1948 Cork Senior Hurling Championship
- Dates: 4 April 1948 – 17 October 1948
- Teams: 11
- Champions: Glen Rovers (11th title) Jim Young (captain)
- Runners-up: Blackrock Eddie John O'Sullivan (captain)

Tournament statistics
- Matches played: 10
- Goals scored: 72 (7.2 per match)
- Points scored: 94 (9.4 per match)

= 1948 Cork Senior Hurling Championship =

Annual hurling competition season

The 1948 Cork Senior Hurling Championship was the 60th staging of the Cork Senior Hurling Championship since its establishment by the Cork County Board in 1887. The draw for the opening round fixtures was made at the Cork Convention on 25 January 1949. The championship began on 4 April 1948 and ended on 17 October 1948.

St. Finbarr's were the defending champions.

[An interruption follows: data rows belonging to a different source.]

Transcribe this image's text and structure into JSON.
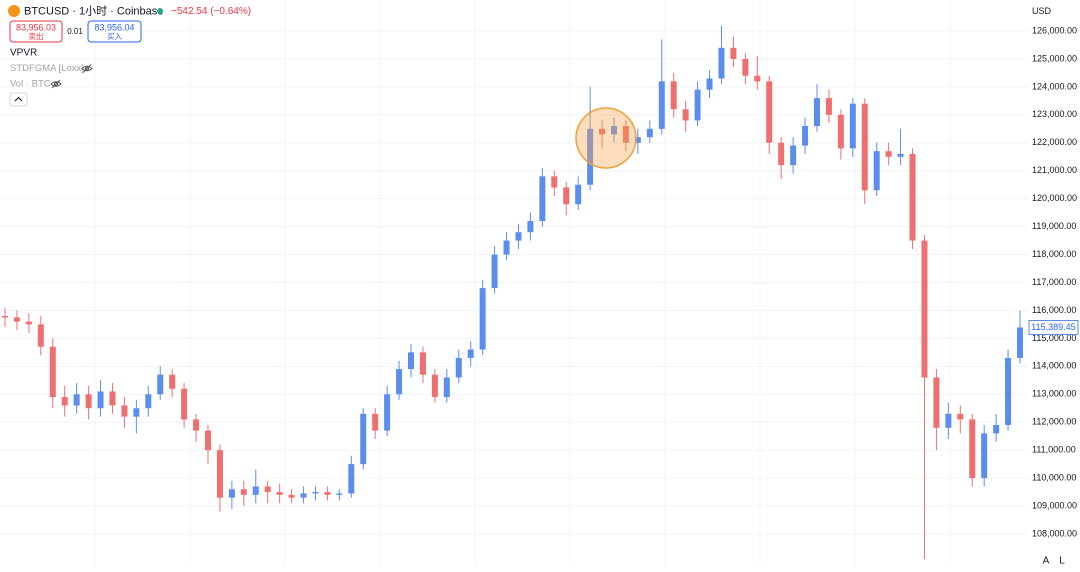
{
  "header": {
    "symbol": "BTCUSD · 1小时 · Coinbase",
    "change": "−542.54 (−0.64%)",
    "sell_price": "83,956.03",
    "sell_label": "卖出",
    "spread": "0.01",
    "buy_price": "83,956.04",
    "buy_label": "买入"
  },
  "indicators": [
    "VPVR",
    "STDFGMA [Loxx]",
    "Vol · BTC"
  ],
  "axis_currency": "USD",
  "corner_buttons": [
    "A",
    "L"
  ],
  "chart_data": {
    "type": "candlestick",
    "up_color": "#5b8def",
    "down_color": "#ef6f6f",
    "grid": true,
    "ylim": [
      106890,
      127110
    ],
    "yticks": [
      {
        "value": 108000,
        "label": "108,000.00"
      },
      {
        "value": 109000,
        "label": "109,000.00"
      },
      {
        "value": 110000,
        "label": "110,000.00"
      },
      {
        "value": 111000,
        "label": "111,000.00"
      },
      {
        "value": 112000,
        "label": "112,000.00"
      },
      {
        "value": 113000,
        "label": "113,000.00"
      },
      {
        "value": 114000,
        "label": "114,000.00"
      },
      {
        "value": 115000,
        "label": "115,000.00"
      },
      {
        "value": 116000,
        "label": "116,000.00"
      },
      {
        "value": 117000,
        "label": "117,000.00"
      },
      {
        "value": 118000,
        "label": "118,000.00"
      },
      {
        "value": 119000,
        "label": "119,000.00"
      },
      {
        "value": 120000,
        "label": "120,000.00"
      },
      {
        "value": 121000,
        "label": "121,000.00"
      },
      {
        "value": 122000,
        "label": "122,000.00"
      },
      {
        "value": 123000,
        "label": "123,000.00"
      },
      {
        "value": 124000,
        "label": "124,000.00"
      },
      {
        "value": 125000,
        "label": "125,000.00"
      },
      {
        "value": 126000,
        "label": "126,000.00"
      }
    ],
    "open": [
      115800,
      115750,
      115600,
      115500,
      114700,
      112900,
      112600,
      113000,
      112500,
      113100,
      112600,
      112200,
      112500,
      113000,
      113700,
      113200,
      112100,
      111700,
      111000,
      109300,
      109600,
      109400,
      109700,
      109500,
      109400,
      109300,
      109450,
      109500,
      109400,
      109450,
      110500,
      112300,
      111700,
      113000,
      113900,
      114500,
      113700,
      112900,
      113600,
      114300,
      114600,
      116800,
      118000,
      118500,
      118800,
      119200,
      120800,
      120400,
      119800,
      120500,
      122500,
      122300,
      122600,
      122000,
      122200,
      122500,
      124200,
      123200,
      122800,
      123900,
      124300,
      125400,
      125000,
      124400,
      124200,
      122000,
      121200,
      121900,
      122600,
      123600,
      123000,
      121800,
      123400,
      120300,
      121700,
      121500,
      121600,
      118500,
      113600,
      111800,
      112300,
      112100,
      110000,
      111600,
      111900,
      114300
    ],
    "high": [
      116100,
      116000,
      115900,
      115800,
      115000,
      113300,
      113400,
      113300,
      113500,
      113400,
      112900,
      112800,
      113300,
      114000,
      113900,
      113400,
      112300,
      111900,
      111200,
      109900,
      109900,
      110300,
      109900,
      109800,
      109600,
      109700,
      109700,
      109700,
      109600,
      110800,
      112500,
      112500,
      113300,
      114200,
      114800,
      114700,
      113900,
      113900,
      114600,
      114900,
      117100,
      118300,
      118800,
      119100,
      119500,
      121100,
      121000,
      120600,
      120800,
      124000,
      122800,
      122900,
      122800,
      122500,
      122800,
      125700,
      124500,
      123500,
      124200,
      124600,
      126200,
      125800,
      125200,
      125100,
      124400,
      122200,
      122200,
      122900,
      124100,
      123900,
      123200,
      123600,
      123600,
      122000,
      122000,
      122500,
      121800,
      118700,
      113900,
      112700,
      112600,
      112300,
      111900,
      112300,
      114600,
      116000
    ],
    "low": [
      115400,
      115300,
      115200,
      114400,
      112500,
      112200,
      112300,
      112100,
      112200,
      112300,
      111800,
      111600,
      112200,
      112800,
      112900,
      111800,
      111300,
      110500,
      108800,
      108900,
      109000,
      109100,
      109100,
      109100,
      109100,
      109100,
      109200,
      109200,
      109200,
      109300,
      110300,
      111400,
      111500,
      112800,
      113600,
      113400,
      112700,
      112700,
      113400,
      114000,
      114400,
      116600,
      117800,
      118200,
      118500,
      119000,
      120100,
      119400,
      119600,
      120300,
      121800,
      122000,
      121700,
      121600,
      122000,
      122300,
      122900,
      122400,
      122600,
      123600,
      124100,
      124700,
      124100,
      123900,
      121600,
      120700,
      120900,
      121600,
      122400,
      122700,
      121400,
      121500,
      119800,
      120100,
      121200,
      121200,
      118200,
      107100,
      111000,
      111400,
      111600,
      109700,
      109700,
      111300,
      111700,
      114100
    ],
    "close": [
      115750,
      115600,
      115500,
      114700,
      112900,
      112600,
      113000,
      112500,
      113100,
      112600,
      112200,
      112500,
      113000,
      113700,
      113200,
      112100,
      111700,
      111000,
      109300,
      109600,
      109400,
      109700,
      109500,
      109400,
      109300,
      109450,
      109500,
      109400,
      109450,
      110500,
      112300,
      111700,
      113000,
      113900,
      114500,
      113700,
      112900,
      113600,
      114300,
      114600,
      116800,
      118000,
      118500,
      118800,
      119200,
      120800,
      120400,
      119800,
      120500,
      122500,
      122300,
      122600,
      122000,
      122200,
      122500,
      124200,
      123200,
      122800,
      123900,
      124300,
      125400,
      125000,
      124400,
      124200,
      122000,
      121200,
      121900,
      122600,
      123600,
      123000,
      121800,
      123400,
      120300,
      121700,
      121500,
      121600,
      118500,
      113600,
      111800,
      112300,
      112100,
      110000,
      111600,
      111900,
      114300,
      115389.45
    ],
    "current_price": {
      "value": 115389.45,
      "label": "115,389.45"
    }
  }
}
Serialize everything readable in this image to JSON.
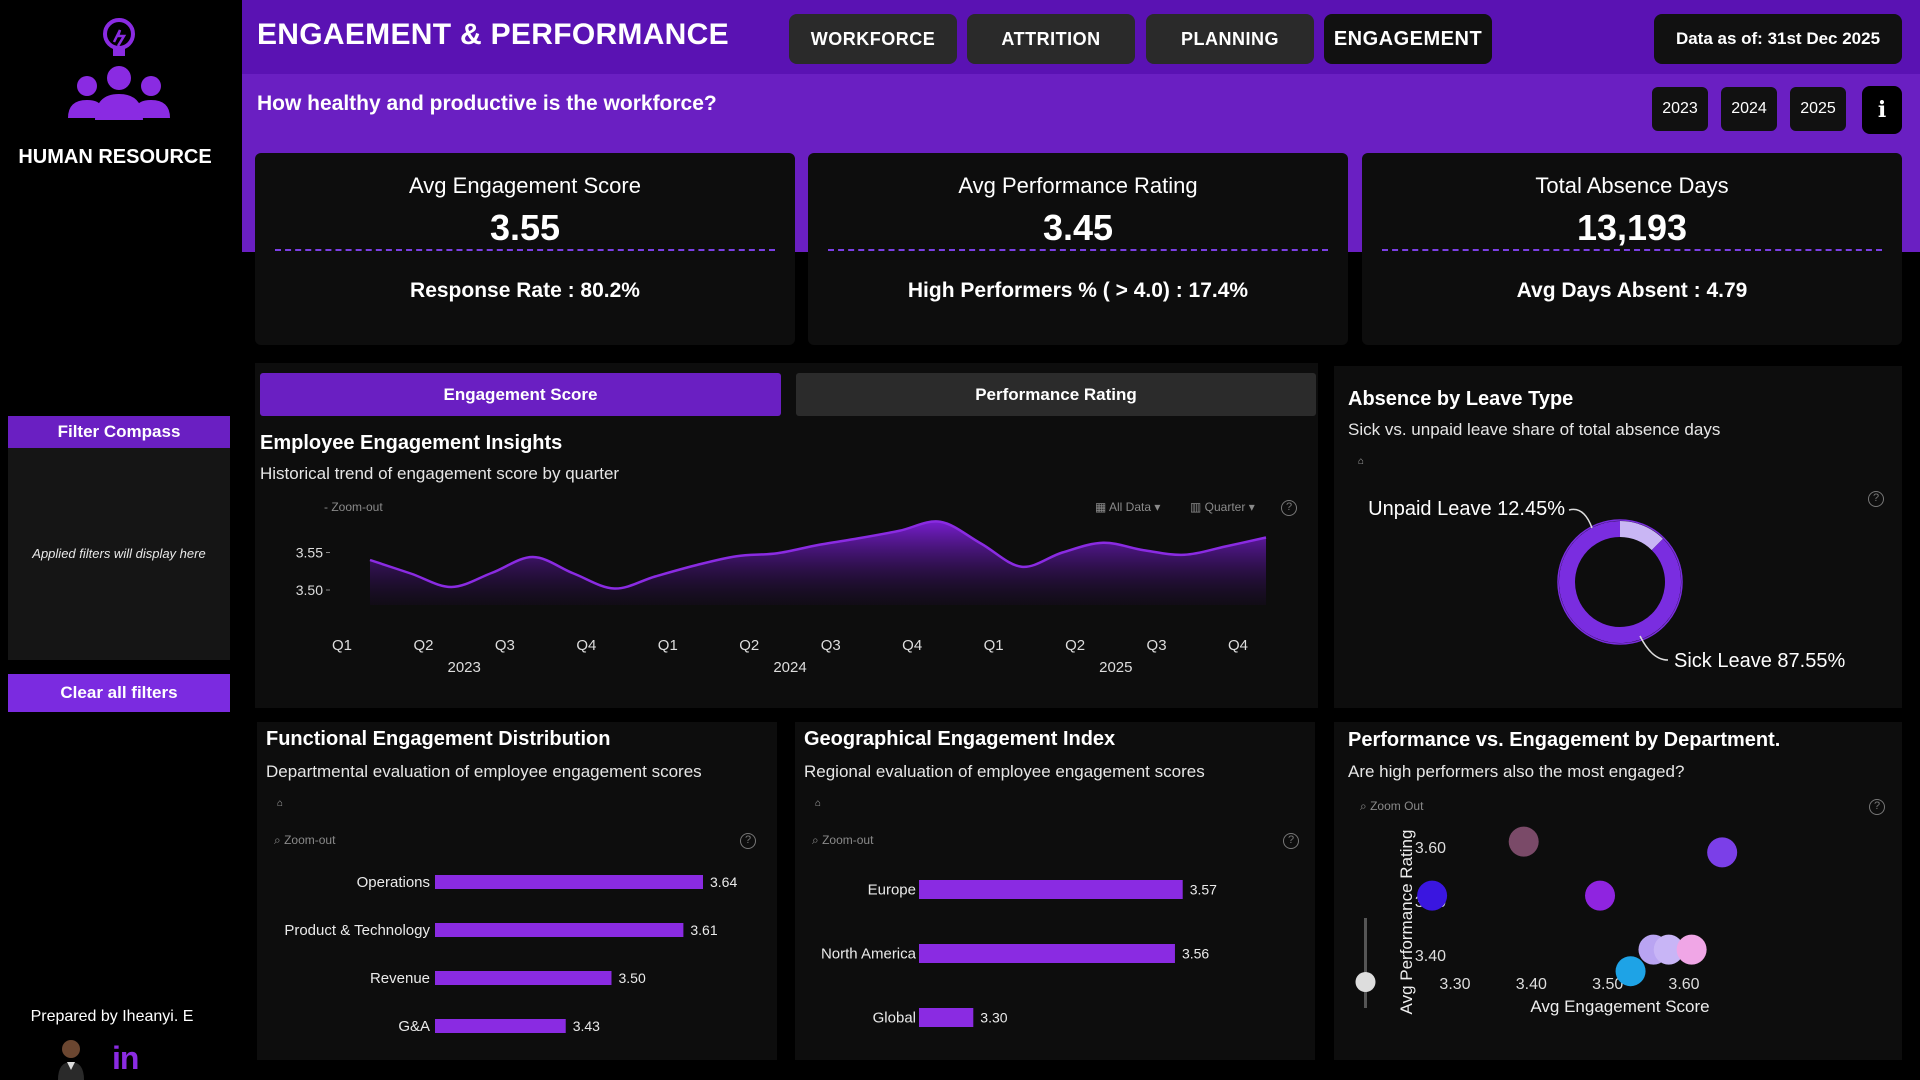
{
  "sidebar": {
    "title": "HUMAN RESOURCE",
    "filter_title": "Filter Compass",
    "filter_msg": "Applied filters will display here",
    "clear_label": "Clear all filters",
    "prepared_by": "Prepared by Iheanyi. E",
    "linkedin": "in"
  },
  "header": {
    "title": "ENGAEMENT & PERFORMANCE",
    "subtitle": "How healthy and productive is the workforce?",
    "data_asof": "Data as of: 31st Dec 2025",
    "nav": [
      "WORKFORCE",
      "ATTRITION",
      "PLANNING",
      "ENGAGEMENT"
    ],
    "active_nav": "ENGAGEMENT",
    "years": [
      "2023",
      "2024",
      "2025"
    ],
    "info": "i"
  },
  "kpis": [
    {
      "label": "Avg Engagement Score",
      "value": "3.55",
      "sub": "Response Rate : 80.2%"
    },
    {
      "label": "Avg Performance Rating",
      "value": "3.45",
      "sub": "High Performers % ( > 4.0) : 17.4%"
    },
    {
      "label": "Total Absence Days",
      "value": "13,193",
      "sub": "Avg Days Absent : 4.79"
    }
  ],
  "tabs": {
    "engagement": "Engagement Score",
    "performance": "Performance Rating"
  },
  "trend": {
    "title": "Employee Engagement Insights",
    "subtitle": "Historical trend of engagement score by quarter",
    "zoom_out": "- Zoom-out",
    "all_data": "All Data",
    "quarter": "Quarter",
    "help": "?"
  },
  "functional": {
    "title": "Functional Engagement Distribution",
    "subtitle": "Departmental evaluation of employee engagement scores",
    "zoom_out": "Zoom-out",
    "help": "?"
  },
  "geo": {
    "title": "Geographical Engagement Index",
    "subtitle": "Regional evaluation of employee engagement scores",
    "zoom_out": "Zoom-out",
    "help": "?"
  },
  "absence": {
    "title": "Absence by Leave Type",
    "subtitle": "Sick vs. unpaid leave share of total absence days",
    "help": "?"
  },
  "scatter": {
    "title": "Performance vs. Engagement by Department.",
    "subtitle": "Are high performers also the most engaged?",
    "zoom_out": "Zoom Out",
    "help": "?"
  },
  "colors": {
    "accent": "#6a1fc2",
    "bar": "#8a2be2",
    "header": "#5a12b3"
  },
  "chart_data": [
    {
      "type": "area",
      "categories": [
        "Q1",
        "Q2",
        "Q3",
        "Q4",
        "Q1",
        "Q2",
        "Q3",
        "Q4",
        "Q1",
        "Q2",
        "Q3",
        "Q4"
      ],
      "years": [
        "2023",
        "2024",
        "2025"
      ],
      "x": [
        "2023 Q1",
        "2023 Q1.5",
        "2023 Q2",
        "2023 Q2.5",
        "2023 Q3",
        "2023 Q3.5",
        "2023 Q4",
        "2023 Q4.5",
        "2024 Q1",
        "2024 Q1.5",
        "2024 Q2",
        "2024 Q2.5",
        "2024 Q3",
        "2024 Q3.5",
        "2024 Q4",
        "2024 Q4.5",
        "2025 Q1",
        "2025 Q1.5",
        "2025 Q2",
        "2025 Q2.5",
        "2025 Q3",
        "2025 Q3.5",
        "2025 Q4"
      ],
      "values": [
        3.54,
        3.522,
        3.504,
        3.523,
        3.544,
        3.522,
        3.502,
        3.518,
        3.533,
        3.545,
        3.549,
        3.56,
        3.569,
        3.579,
        3.591,
        3.562,
        3.531,
        3.55,
        3.563,
        3.553,
        3.547,
        3.558,
        3.57
      ],
      "yticks": [
        3.5,
        3.55
      ],
      "ylim": [
        3.48,
        3.6
      ]
    },
    {
      "type": "bar",
      "categories": [
        "Operations",
        "Product & Technology",
        "Revenue",
        "G&A"
      ],
      "values": [
        3.64,
        3.61,
        3.5,
        3.43
      ]
    },
    {
      "type": "bar",
      "categories": [
        "Europe",
        "North America",
        "Global"
      ],
      "values": [
        3.57,
        3.56,
        3.3
      ]
    },
    {
      "type": "pie",
      "categories": [
        "Unpaid Leave",
        "Sick Leave"
      ],
      "values": [
        12.45,
        87.55
      ],
      "labels": [
        "Unpaid Leave 12.45%",
        "Sick Leave 87.55%"
      ]
    },
    {
      "type": "scatter",
      "xlabel": "Avg Engagement Score",
      "ylabel": "Avg Performance Rating",
      "xticks": [
        3.3,
        3.4,
        3.5,
        3.6
      ],
      "yticks": [
        3.4,
        3.5,
        3.6
      ],
      "xlim": [
        3.24,
        3.68
      ],
      "ylim": [
        3.369,
        3.645
      ],
      "points": [
        {
          "x": 3.27,
          "y": 3.51,
          "color": "#3a16e0"
        },
        {
          "x": 3.39,
          "y": 3.61,
          "color": "#7a4a68"
        },
        {
          "x": 3.49,
          "y": 3.51,
          "color": "#8f24e0"
        },
        {
          "x": 3.65,
          "y": 3.59,
          "color": "#7b3fe8"
        },
        {
          "x": 3.56,
          "y": 3.41,
          "color": "#b9a4f2"
        },
        {
          "x": 3.58,
          "y": 3.41,
          "color": "#c8b5f6"
        },
        {
          "x": 3.61,
          "y": 3.41,
          "color": "#f0a6e6"
        },
        {
          "x": 3.53,
          "y": 3.37,
          "color": "#1ea3e6"
        }
      ]
    }
  ]
}
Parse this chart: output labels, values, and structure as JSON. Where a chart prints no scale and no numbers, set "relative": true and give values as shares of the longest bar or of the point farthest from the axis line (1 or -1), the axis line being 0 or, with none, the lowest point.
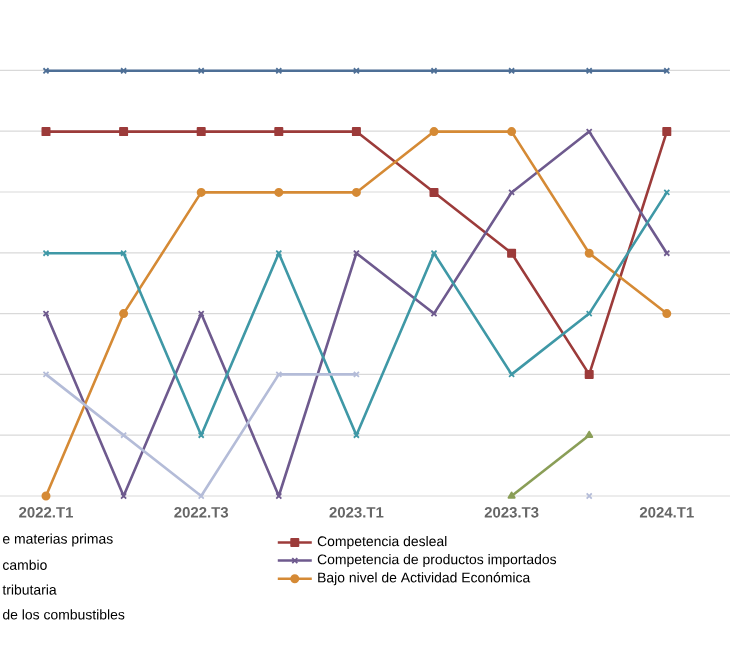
{
  "chart_data": {
    "type": "line",
    "relative": true,
    "categories": [
      "2022.T1",
      null,
      "2022.T3",
      null,
      "2023.T1",
      null,
      "2023.T3",
      null,
      "2024.T1"
    ],
    "grid": "y",
    "legend": "bottom",
    "line_style": "solid",
    "series": [
      {
        "color": "#4e6f96",
        "marker": "cross",
        "values": [
          1,
          1,
          1,
          1,
          1,
          1,
          1,
          1,
          1
        ]
      },
      {
        "name": "Competencia desleal",
        "color": "#9c3b3a",
        "marker": "square",
        "values": [
          0.857,
          0.857,
          0.857,
          0.857,
          0.857,
          0.714,
          0.571,
          0.286,
          0.857
        ]
      },
      {
        "name": "Competencia de productos importados",
        "color": "#6e5a8e",
        "marker": "cross",
        "values": [
          0.429,
          0,
          0.429,
          0,
          0.571,
          0.429,
          0.714,
          0.857,
          0.571
        ]
      },
      {
        "name": "Bajo nivel de Actividad Económica",
        "color": "#d58a35",
        "marker": "circle",
        "values": [
          0,
          0.429,
          0.714,
          0.714,
          0.714,
          0.857,
          0.857,
          0.571,
          0.429
        ]
      },
      {
        "color": "#3f98a6",
        "marker": "cross",
        "values": [
          0.571,
          0.571,
          0.143,
          0.571,
          0.143,
          0.571,
          0.286,
          0.429,
          0.714
        ]
      },
      {
        "color": "#b4bcd8",
        "marker": "cross",
        "values": [
          0.286,
          0.143,
          0,
          0.286,
          0.286,
          null,
          null,
          0,
          null
        ]
      },
      {
        "color": "#8a9e57",
        "marker": "triangle",
        "values": [
          null,
          null,
          null,
          null,
          null,
          null,
          0,
          0.143,
          null
        ]
      }
    ],
    "annotations": [
      "e materias primas",
      "cambio",
      "tributaria",
      "de los combustibles"
    ]
  }
}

On 17 October 1948, Glen Rovers won the championship following a 5–7 to 3–2 defeat of Blackrock in the final. This was their 11th championship title overall and their first in three championships seasons.

==Results==

===First round===

4 April 1948
Carbery 5-01 - 10-03 Sarsfields
18 April 1948
Imokilly 10-06 - 3-01 Rathluirc
25 April 1948
University College Cork 1-02 - 1-04 Carrigdhoun
25 April 1948
Avondhu 4-01 - 5-07 Glen Rovers
13 June 1948
Blackrock 1-09 - 0-02 St. Finbarr's
- Muskerry received a bye

===Second round===

25 April 1948
Muskerry 2-05 - 5-08 Sarsfields
29 August 1948
Imokilly 2-07 - 6-09 Blackrock
- Glen Rovers and Carrigdhoun received byes

===Semi-finals===

12 September 1948
Glen Rovers 6-05 - 0-04 Carrigdhoun
  Glen Rovers: C Ring 1-4, D Twomey 2-0, J Lynch 2-0, D O'Donovan 1-1.
  Carrigdhoun: D Slyne 0-1, S McDonald 0-1, J Weste 0-1, B Barry 0-1.
26 September 1948
Blackrock 2-05 - 1-06 Sarsfields

===Final===

17 October 1948
Glen Rovers 5-07 - 3-02 Blackrock
  Glen Rovers: C O'Flaherty 2-0; J Lynam 2-0; J Tierney 0-1; J Hartnett 1-1; J Lynch 0-4; C Ring 0-1.
  Blackrock: G O'Riordan 1-0; J Quirke 1-1; D Hayes 1-0; M O'Riordan 0-1.